Cyclist Lee Martin was killed last year by texting driver Christopher Gard. The tragic incident took place just six weeks after Gard had dodged a ban and kept his licence, because of the ‘exceptional hardship’ loophole, despite having six previous convictions for driving while using a mobile phone.
The DfT has announced that it is to:
- Raise the fixed penalty points issued under a fixed penalty notice for using hand-held mobiles while driving from 3 to 6 for all drivers;
- Raise the fixed penalty notice fine from £100 to £200 for all motor vehicles;
- Remove the option of drivers attending a re-training course in lieu of prosecution.
Cycling and Type 2 Diabetes risk
Dr Adrian Davis has produced a paper suggesting that it is beneficial to encourage middle and old age adults to engage in commuter and recreational cycling to prevent the development of type 2 diabetes (T2D) in later adulthood.
Habitual cycling has, in studies of adults, been associated with a lower incidence of fatal and non-fatal cardiovascular disease, less weight gain, and lower death from all causes. It may be particularly valuable for T2D prevention, since a large body of evidence shows that regular engagement in physical activity and lifestyle intervention incorporating physical activity substantially decreases T2D risk.
A new study was undertaken to investigate whether cycling specifically is valuable in the prevention of T2D. Researchers drew on a Danish population with widespread engagement in regular cycling and found that habitual cycling was related to a lower risk of T2D than no cycling, and that a longer duration of weekly cycling seemed to be preferable to less weekly cycling.
The researchers also found that those who took up habitual cycling in middle to old age had a 20% lower risk of T2D compared to those who remained non-cyclists. Consequently, habitual cycling in the general population may have the potential to promote public health by reducing the risk of chronic diseases, such as T2D.
The research results also provide evidence that late-in-life initiation of or continued engagement in cycling lowers the risk of T2D. When combining the findings with previous studies that have shown it is possible to increase cycling through promotional activities and infrastructural changes, it can be suggested that national and local governments should prioritise resources to promote cycling.
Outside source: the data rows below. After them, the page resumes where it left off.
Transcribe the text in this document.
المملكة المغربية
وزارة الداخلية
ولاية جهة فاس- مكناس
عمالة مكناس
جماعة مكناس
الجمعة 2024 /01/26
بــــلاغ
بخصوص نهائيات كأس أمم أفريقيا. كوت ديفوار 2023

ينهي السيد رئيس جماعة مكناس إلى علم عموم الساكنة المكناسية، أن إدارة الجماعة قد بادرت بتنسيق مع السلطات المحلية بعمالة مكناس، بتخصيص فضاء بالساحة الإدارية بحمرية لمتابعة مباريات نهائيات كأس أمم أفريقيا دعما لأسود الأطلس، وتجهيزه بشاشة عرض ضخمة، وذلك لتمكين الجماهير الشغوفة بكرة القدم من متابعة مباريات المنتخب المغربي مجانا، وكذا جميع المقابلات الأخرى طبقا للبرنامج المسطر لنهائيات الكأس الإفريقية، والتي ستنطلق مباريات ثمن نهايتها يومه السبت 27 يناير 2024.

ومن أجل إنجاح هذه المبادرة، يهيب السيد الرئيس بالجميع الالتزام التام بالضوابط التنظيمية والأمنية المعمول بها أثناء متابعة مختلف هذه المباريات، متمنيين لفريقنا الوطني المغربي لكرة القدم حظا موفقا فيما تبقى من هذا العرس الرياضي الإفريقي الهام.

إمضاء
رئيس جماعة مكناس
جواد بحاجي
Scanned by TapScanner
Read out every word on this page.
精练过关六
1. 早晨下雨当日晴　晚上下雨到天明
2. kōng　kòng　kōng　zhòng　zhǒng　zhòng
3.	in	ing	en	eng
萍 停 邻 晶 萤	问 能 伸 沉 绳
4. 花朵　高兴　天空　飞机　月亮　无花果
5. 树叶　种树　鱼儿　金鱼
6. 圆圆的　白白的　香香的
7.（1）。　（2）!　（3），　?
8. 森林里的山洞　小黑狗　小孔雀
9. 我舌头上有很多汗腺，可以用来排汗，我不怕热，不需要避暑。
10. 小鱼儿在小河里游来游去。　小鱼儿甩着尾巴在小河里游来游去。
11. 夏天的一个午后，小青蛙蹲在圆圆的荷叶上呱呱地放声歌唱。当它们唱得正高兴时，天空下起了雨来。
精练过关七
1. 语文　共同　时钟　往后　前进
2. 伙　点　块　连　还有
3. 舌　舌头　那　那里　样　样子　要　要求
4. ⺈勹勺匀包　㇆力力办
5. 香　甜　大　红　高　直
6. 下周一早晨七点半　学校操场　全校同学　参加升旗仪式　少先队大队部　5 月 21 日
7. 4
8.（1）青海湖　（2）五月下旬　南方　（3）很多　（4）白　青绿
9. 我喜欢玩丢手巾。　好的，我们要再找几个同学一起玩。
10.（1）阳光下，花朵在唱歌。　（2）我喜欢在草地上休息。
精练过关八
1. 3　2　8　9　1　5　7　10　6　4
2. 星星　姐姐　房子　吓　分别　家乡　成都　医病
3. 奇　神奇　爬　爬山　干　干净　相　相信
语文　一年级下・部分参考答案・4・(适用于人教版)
More misguided, misplaced and moronic marvels
Crapper Cycle Lanes is a humorous guide to some of the worst cycle lanes in Britain.
Councils around the land are investing your tax money to provide schemes to make cycling an easy and safe choice, as Britain grows in its awareness of its carbon footprint. Crapper Cycle Lanes exposes some of those schemes from the viewpoint of the people who pedal the roads. The practicality, difficulty and danger levels are rated, and a sentence is recommended for the offending council, ranging from a caution, through to an Asbo or for the worst cases, regime change.
Warrington Campaign have followed up their first book “Crap Cycle Lanes – 50 worst cycle lanes in Britain” with this new title which can be obtained from www.warringtoncyclecampaign.co.uk.
Cycle Hub at Nottingham Station
The East Midlands Trains Cycle Hub on the south, i.e. Queen’s Road, side of Nottingham Station has been poorly planned and promoted, according to Nottingham Pedals, with very poor signing of the new facility. Access requires a fob (£10 fee). We understand that a fob for the Loughborough facility will also work at Nottingham.